E pensare che finora ieri gli veniva dato del malato immaginario. «Siamo alle solite, ha una soglia del dolore bassissima», era il refrain non solo fuori Trigoria. E invece Dybala era infortunato. Chissà da quanto tempo a questo punto, visto che nel comunicato della Roma si legge: «il calciatore è stato sottoposto ad artroscopia diagnostica al ginocchio sinistro perché tutti gli esami precedenti non evidenziavano patologie. L’artroscopia ha evidenziato una piccola lesione parziale del menisco esterno che è stata regolarizzata. Il calciatore dovrà seguire un percorso riabilitativo di circa 5 settimane», Calendario alla mano, e considerando un minimo di rodaggio, rivederlo nella lista dei convocati nell’ultima settimana di aprile (tra Roma-Atalanta e Bologna-Roma di campionato per intenderci), sarebbe già un bel successo. Il problema, però, è a che questo intervallo di tempo già abbastanza lungo si deve inevitabilmente sommare l’ultimo mese e mezzo.
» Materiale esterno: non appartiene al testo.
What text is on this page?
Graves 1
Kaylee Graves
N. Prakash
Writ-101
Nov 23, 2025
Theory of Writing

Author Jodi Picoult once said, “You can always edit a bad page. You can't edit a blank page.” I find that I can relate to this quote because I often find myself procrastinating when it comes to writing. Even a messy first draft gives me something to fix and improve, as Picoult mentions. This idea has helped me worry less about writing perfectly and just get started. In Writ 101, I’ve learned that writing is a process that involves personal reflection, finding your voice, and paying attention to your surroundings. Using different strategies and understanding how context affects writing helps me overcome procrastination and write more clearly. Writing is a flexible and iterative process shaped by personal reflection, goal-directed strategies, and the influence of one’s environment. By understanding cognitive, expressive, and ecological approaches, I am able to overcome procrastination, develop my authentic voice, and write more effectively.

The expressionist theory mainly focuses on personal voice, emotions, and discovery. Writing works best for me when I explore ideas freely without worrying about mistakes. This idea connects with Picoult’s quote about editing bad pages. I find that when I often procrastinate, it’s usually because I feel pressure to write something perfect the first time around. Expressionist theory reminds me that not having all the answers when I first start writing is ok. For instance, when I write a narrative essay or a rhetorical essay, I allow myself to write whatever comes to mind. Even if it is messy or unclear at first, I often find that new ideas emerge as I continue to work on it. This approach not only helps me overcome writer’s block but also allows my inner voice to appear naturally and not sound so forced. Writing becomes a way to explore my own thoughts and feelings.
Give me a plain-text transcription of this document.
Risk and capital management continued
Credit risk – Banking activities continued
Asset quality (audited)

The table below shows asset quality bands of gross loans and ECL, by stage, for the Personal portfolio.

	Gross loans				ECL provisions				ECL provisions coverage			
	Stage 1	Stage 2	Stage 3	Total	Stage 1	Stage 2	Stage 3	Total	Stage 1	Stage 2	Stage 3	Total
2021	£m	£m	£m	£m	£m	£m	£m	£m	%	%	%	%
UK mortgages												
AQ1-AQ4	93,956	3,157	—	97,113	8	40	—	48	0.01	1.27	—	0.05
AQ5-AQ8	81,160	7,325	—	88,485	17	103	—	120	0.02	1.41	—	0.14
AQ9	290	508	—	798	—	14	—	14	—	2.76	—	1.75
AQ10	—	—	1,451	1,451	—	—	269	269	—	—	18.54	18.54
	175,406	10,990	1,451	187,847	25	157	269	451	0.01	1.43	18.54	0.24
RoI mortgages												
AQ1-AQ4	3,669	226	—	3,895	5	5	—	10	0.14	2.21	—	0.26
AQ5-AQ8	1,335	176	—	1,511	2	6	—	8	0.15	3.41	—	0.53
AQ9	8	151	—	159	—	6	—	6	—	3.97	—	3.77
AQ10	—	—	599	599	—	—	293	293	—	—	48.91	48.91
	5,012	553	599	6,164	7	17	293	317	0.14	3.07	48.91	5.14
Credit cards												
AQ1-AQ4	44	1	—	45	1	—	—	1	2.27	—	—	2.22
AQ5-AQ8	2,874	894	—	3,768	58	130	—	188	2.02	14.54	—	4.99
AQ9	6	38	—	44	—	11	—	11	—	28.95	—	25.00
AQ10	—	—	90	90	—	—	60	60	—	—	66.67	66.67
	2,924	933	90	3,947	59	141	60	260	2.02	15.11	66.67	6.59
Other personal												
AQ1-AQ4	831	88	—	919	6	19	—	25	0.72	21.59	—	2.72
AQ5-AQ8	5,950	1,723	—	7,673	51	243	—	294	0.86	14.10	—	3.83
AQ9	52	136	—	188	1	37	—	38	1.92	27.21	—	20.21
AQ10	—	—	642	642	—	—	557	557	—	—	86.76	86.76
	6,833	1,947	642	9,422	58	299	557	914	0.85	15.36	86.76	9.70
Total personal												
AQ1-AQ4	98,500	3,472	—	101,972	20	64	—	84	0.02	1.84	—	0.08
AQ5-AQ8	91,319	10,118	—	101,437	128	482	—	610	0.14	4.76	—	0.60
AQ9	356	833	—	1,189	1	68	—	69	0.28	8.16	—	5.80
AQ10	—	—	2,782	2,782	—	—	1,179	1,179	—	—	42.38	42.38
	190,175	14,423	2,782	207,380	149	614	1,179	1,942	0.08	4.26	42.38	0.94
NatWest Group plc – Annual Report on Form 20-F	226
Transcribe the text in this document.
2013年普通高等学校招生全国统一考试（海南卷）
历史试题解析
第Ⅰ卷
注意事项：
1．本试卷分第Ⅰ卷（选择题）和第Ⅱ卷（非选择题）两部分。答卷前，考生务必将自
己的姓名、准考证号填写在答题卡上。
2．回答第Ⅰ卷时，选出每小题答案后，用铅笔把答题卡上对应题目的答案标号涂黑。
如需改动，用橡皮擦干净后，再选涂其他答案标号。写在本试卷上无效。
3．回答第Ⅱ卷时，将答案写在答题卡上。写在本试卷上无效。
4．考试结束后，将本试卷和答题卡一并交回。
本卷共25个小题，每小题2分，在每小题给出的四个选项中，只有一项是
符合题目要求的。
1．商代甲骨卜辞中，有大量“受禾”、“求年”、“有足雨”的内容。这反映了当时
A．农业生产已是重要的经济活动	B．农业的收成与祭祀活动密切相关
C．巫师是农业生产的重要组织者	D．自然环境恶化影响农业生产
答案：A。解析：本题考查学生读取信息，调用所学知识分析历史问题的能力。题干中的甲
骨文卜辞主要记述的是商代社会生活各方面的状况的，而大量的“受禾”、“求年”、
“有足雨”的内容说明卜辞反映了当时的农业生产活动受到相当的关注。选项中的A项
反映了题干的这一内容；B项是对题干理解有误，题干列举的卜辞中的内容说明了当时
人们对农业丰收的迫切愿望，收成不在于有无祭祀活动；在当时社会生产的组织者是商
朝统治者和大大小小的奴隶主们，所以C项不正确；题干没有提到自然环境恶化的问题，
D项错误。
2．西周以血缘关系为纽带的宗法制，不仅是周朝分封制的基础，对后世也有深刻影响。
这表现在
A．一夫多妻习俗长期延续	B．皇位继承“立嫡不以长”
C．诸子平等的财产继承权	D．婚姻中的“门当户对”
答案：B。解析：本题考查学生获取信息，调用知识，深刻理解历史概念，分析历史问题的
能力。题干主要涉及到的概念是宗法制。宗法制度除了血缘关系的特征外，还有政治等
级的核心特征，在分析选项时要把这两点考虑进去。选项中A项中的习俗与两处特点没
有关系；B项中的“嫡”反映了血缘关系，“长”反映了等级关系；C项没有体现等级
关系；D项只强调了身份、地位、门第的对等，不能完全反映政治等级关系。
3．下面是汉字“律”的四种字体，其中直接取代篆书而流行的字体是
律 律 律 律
Qualcosa però non torna. Come mai si ventilava della possibile operazione per l’argentino già dopo Atene (29 gennaio) e la possibilità è tornata in auge, almeno a livello mediatico, a metà febbraio in concomitanza con la visita del medico finlandese Lempainen a Trigoria? Domande che dietro il diritto alla privacy del quale si può avvalere sia il calciatore che il club difficilmente troveranno risposta. Di certo tra titubanze iniziali del ragazzo, visioni differenti avute sulla vicenda tra consulenti di fiducia della proprietà e staff medici (tra chi ha spinto e convinto Paulo ad optare per la terapia conservativa e chi sarebbe intervenuto da tempo a livello chirurgico), qualcosa non ha funzionato.
È una tegola per la Roma ma soprattutto per il fuoriclasse argentino. E il rinnovo di contratto e/o la possibile convocazione per il mondiale con l’Argentina non c’entra nulla. La Roma non cercando mai un incontro con i suoi agenti in questi mesi, aveva già fatto capire a lui e al suo entourage che questo sarebbe stato un matrimonio destinato a sciogliersi a fine stagione. E Scaloni, non convocandolo da un anno e mezzo (ultima apparizione il 10 settembre 2024 contro la Colombia per 6′) non aveva nemmeno bisogno di parlare. Il problema, quindi, è quello che Dybala avrebbe dovuto regalare in questi mesi, gli ultimi della sua esperienza in giallorosso. Peccato perchè le storie possono finire anche in un altro modo. Il più rammaricato è Gasp, che contava di averlo al meglio per l’andata di Coppa col Bologna.